First, enable the Vision API in your project:
gcloud services enable vision.googleapis.com
Next, add vision to your function dependencies:
npm add @google-cloud/vision@^1.8.0
In index.js, set up the ImageAnnotatorClient
, at the top of the file:
const vision = require('@google-cloud/vision')
const annotator = new vision.ImageAnnotatorClient()
Now we’ll use the annotator’s labelDetection()
function on the image in our storage bucket, and extract the result.
Replace the return
line with the following:
return annotator
.labelDetection(`gs://${event.bucket}/${event.name}`)
.then(extractTop5Labels)
The labelDetection()
function will detect labels in the Cloud Storage object that you specify, returning a Promise with the raw API results. The next step of our Promise will be to extract the top five labels from the API result, and then it’s important to return the Promise so that the Cloud Functions framework knows when the function has finished processing.
Add the extractTop5Labels()
definition to index.js:
function extractTop5Labels(annotatorResult) {
return annotatorResult[0]
.labelAnnotations
.map(label => label.description)
.slice(0, 5)
}
Now you can deploy the function and test it again as last time. You should see five descriptive labels of the image you’ve uploaded!
Store labels in Firestore
So far we can see the labels when we run the function on demand, but for background uploads we need to be able to view the labels of all images in the bucket. For this, we’ll write the labels to a Firestore collection.
First, add firestore to the dependencies:
npm add @google-cloud/firestore@^3.4.1
In index.js, initialise the Firestore client, pointing to an image-labels
collection, which we’ll use to store the detected labels of an image:
const Firestore = require('@google-cloud/firestore')
const labelStore = new Firestore().collection('image-labels')
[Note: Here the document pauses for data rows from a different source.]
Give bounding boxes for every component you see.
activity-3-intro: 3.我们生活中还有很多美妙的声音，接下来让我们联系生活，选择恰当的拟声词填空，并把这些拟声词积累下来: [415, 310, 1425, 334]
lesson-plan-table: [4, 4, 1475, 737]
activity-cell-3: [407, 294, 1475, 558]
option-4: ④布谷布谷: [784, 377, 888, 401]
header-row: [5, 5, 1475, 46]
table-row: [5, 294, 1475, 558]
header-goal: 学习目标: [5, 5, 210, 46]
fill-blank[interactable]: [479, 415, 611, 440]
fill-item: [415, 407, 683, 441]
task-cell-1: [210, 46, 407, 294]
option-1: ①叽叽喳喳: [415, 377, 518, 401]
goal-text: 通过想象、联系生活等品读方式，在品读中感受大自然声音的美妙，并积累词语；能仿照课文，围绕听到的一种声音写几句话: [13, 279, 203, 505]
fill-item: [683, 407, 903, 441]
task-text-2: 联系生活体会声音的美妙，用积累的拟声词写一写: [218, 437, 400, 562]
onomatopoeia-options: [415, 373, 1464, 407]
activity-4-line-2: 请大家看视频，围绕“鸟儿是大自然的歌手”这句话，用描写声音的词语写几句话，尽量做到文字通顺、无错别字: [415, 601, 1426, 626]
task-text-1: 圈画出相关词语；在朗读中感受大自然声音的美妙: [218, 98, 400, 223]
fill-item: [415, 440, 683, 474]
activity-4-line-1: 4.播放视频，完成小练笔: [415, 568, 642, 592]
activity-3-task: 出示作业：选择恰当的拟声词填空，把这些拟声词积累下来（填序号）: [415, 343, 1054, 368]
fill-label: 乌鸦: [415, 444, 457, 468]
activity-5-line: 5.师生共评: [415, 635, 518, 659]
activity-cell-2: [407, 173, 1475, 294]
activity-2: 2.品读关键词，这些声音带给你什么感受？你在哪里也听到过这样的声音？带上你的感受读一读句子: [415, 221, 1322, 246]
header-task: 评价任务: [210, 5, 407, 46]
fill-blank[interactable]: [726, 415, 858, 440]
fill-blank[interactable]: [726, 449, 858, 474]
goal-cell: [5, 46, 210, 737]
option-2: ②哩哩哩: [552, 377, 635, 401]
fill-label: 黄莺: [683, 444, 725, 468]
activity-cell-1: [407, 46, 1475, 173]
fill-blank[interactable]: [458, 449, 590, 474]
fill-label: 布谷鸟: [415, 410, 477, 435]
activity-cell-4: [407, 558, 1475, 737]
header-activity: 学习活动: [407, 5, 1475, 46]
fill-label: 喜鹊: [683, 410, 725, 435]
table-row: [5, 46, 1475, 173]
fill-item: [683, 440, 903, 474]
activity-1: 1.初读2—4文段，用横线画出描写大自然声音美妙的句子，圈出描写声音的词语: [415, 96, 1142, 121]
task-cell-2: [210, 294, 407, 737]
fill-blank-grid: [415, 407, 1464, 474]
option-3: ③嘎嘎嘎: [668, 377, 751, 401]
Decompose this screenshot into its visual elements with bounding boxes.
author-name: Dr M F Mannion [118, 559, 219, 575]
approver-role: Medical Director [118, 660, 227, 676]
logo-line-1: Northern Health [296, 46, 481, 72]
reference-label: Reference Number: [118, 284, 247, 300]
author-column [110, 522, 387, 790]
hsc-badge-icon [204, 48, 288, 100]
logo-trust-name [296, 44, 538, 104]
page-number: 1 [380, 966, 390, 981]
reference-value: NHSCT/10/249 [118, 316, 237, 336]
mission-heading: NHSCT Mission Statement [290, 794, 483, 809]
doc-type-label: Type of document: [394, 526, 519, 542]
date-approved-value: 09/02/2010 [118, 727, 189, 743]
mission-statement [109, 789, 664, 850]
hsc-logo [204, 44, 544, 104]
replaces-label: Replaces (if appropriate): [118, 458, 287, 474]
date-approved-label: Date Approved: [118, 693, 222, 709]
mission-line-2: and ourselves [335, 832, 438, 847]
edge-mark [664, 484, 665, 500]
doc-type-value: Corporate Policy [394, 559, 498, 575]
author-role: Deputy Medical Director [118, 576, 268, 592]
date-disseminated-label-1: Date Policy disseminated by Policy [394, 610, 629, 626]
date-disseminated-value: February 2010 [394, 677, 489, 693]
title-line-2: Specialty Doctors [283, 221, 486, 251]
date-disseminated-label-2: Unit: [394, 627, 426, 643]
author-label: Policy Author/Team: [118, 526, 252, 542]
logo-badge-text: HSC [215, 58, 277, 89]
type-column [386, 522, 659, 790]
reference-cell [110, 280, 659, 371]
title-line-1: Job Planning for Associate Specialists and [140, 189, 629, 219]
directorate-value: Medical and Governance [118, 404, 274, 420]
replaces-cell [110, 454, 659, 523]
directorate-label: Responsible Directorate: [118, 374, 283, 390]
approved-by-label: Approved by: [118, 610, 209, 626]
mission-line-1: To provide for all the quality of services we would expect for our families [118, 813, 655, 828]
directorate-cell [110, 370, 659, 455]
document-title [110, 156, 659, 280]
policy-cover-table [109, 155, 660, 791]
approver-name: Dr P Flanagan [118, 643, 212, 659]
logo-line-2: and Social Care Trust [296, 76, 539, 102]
Now add a new step to store the labels in Firestore, so that the main label-detection Promise looks like this:
return annotator
.labelDetection(`gs://${event.bucket}/${event.name}`)
.then(extractTop5Labels)
.then(labels => storeImageLabels(event.name, labels))
Finally, add the storeImageLabels
function:
function storeImageLabels(image, labels) {
return labelStore
.doc(image)
.set({ top5Labels: labels })
.then(() => `Stored labels (${labels.join(', ')}) for image "${image}"`)
}
Now we have a function that will detect image labels and store them in a database. Redeploy it and test it, and the output should say that it has stored the labels for the image. Back in the web console, go to Firestore to check that the labels have been stored.
Try uploading more images to your bucket, then go to your Firestore data to see the results!
Wrapping up
In this post you have:
- set up a Google Cloud project from scratch,
- provisioned an image upload bucket in Google’s object storage solution,
- written a Cloud Function to process uploaded images,
- made use of Google’s pre-trained computer vision service to label the images,
- and stored the results in Google’s serverless database solution.